Bisnis.com, JAKARTA — Pemerintah meminta adanya perubahan mekanisme pembayaran subsidi energi kepada PT Pertamina (Persero) dan PT PLN (Persero) menjadi setiap tiga bulan, dari saat ini setiap semester atau tahunan.
Menteri Keuangan Sri Mulyani Indrawati menjelaskan bahwa tingginya konsumsi energi beserta melesetnya sejumlah asumsi membuat beban subsidi dan kompensasi energi 2022 membengkak. Anggaran Rp502 triliun yang sudah disiapkan akan terlampaui, sehingga terdapat tambahan limpahan beban ke 2023.
Menurut Sri Mulyani, dalam kondisi itu arus kas (cashflow) Pertamina dan PLN harus menjadi perhatian agar pengelolaan energi tidak terganggu. Salah satu cara untuk menjaga arus kas itu salah satunya dengan mempercepat pencairan subsidi.
"Pemerintah sepakat untuk segera melakukan pembayaran ke Pertamina dan PLN dengan frekuensi tiga bulan sekali, berbeda dengan selama ini, di mana kita menunggu sampai akhir tahun dan mendapatkan audit. Ini agar cashflow yang ada di Pertamina, PLN, dan dari sisi akurasi refleksi APBN kita menjadi jauh lebih fleksibel," ujar Sri Mulyani pada Rabu (14/9/2022).

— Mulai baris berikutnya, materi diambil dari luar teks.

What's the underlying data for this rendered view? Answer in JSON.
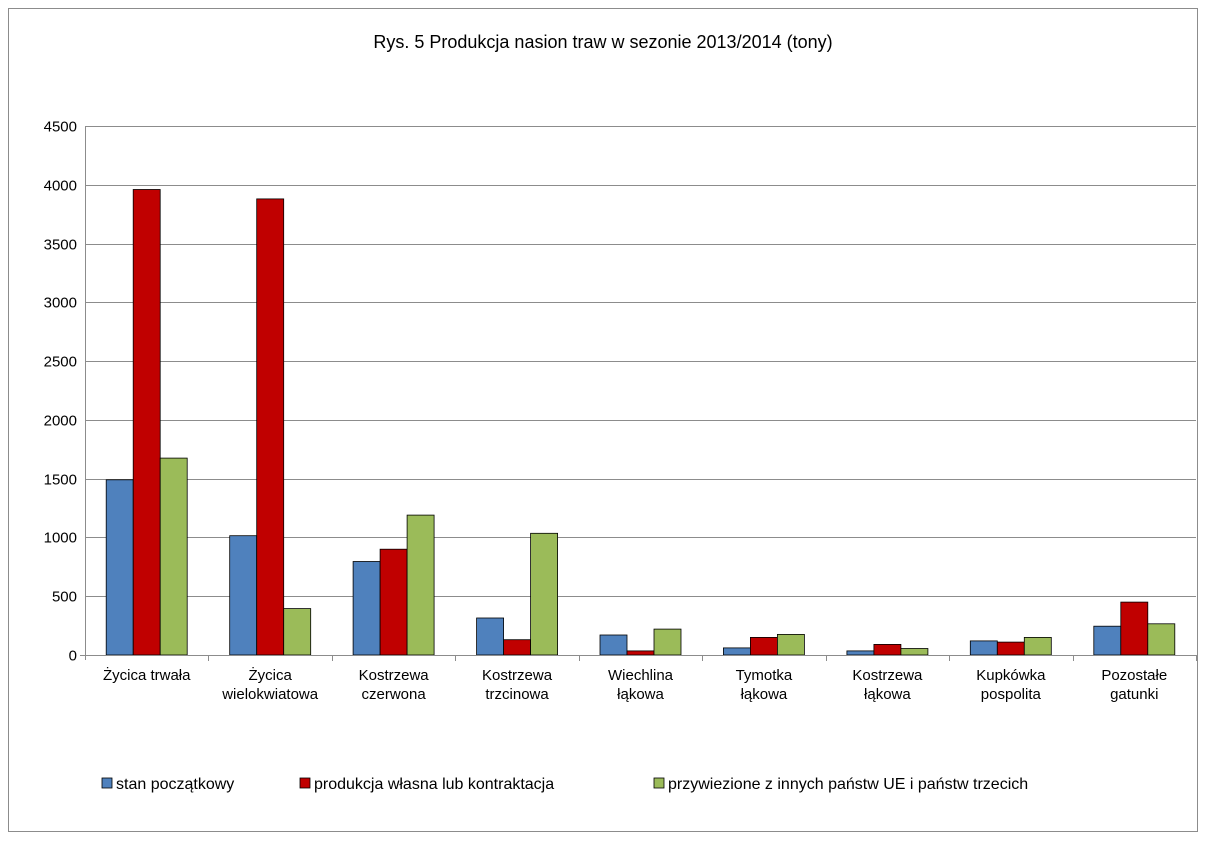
{
  "chart_data": {
    "type": "bar",
    "title": "Rys. 5 Produkcja nasion traw w sezonie 2013/2014  (tony)",
    "xlabel": "",
    "ylabel": "",
    "ylim": [
      0,
      4500
    ],
    "yticks": [
      "0",
      "500",
      "1000",
      "1500",
      "2000",
      "2500",
      "3000",
      "3500",
      "4000",
      "4500"
    ],
    "grid": true,
    "legend_position": "bottom",
    "categories": [
      [
        "Życica trwała"
      ],
      [
        "Życica",
        "wielokwiatowa"
      ],
      [
        "Kostrzewa",
        "czerwona"
      ],
      [
        "Kostrzewa",
        "trzcinowa"
      ],
      [
        "Wiechlina",
        "łąkowa"
      ],
      [
        "Tymotka",
        "łąkowa"
      ],
      [
        "Kostrzewa",
        "łąkowa"
      ],
      [
        "Kupkówka",
        "pospolita"
      ],
      [
        "Pozostałe",
        "gatunki"
      ]
    ],
    "series": [
      {
        "name": "stan początkowy",
        "color": "#4F81BD",
        "values": [
          1490,
          1015,
          795,
          315,
          170,
          60,
          35,
          120,
          245
        ]
      },
      {
        "name": "produkcja własna lub kontraktacja",
        "color": "#C00000",
        "values": [
          3960,
          3880,
          900,
          130,
          35,
          150,
          90,
          110,
          450
        ]
      },
      {
        "name": "przywiezione  z innych państw UE i państw trzecich",
        "color": "#9BBB59",
        "values": [
          1675,
          395,
          1190,
          1035,
          220,
          175,
          55,
          150,
          265
        ]
      }
    ]
  }
}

Menurut Sri Mulyani, peraturan perundang-undangan memang mengamanatkan pembayaran subsidi dan kompensasi setelah berakhirnya satu tahun pembukuan. Namun, dalam kondisi saat ini, dia menilai perlu adanya percepatan pembayaran subsidi.
Pemerintah telah menetapkan nilai subsidi energi tahun depan senilai Rp212 triliun. Anggaran itu terdiri dari subsidi BBM Rp21,5 triliun, liquid petroleum gas (LPG) tabung 3 kilogram Rp117,8 triliun, dan listrik Rp72,6 triliun.
Baca Juga
Nilai subsidi energi itu tercatat bertambah Rp1,3 triliun dari rencana awal dalam RAPBN 2023. Banggar meminta pemerintah menaikkan target penerimaan negara hingga Rp19,4 triliun, sehingga target belanja pun naik di angka yang sama, salah satunya mencakup belanja subsidi energi.
"Dengan adanya perubahan penerimaan negara dan subsidi, kami menyampaikan usulan pendapatan negara dengan kesepakatan panja untuk menambah subsidi energi Rp1,3 triliun," ujar Sri Mulyani.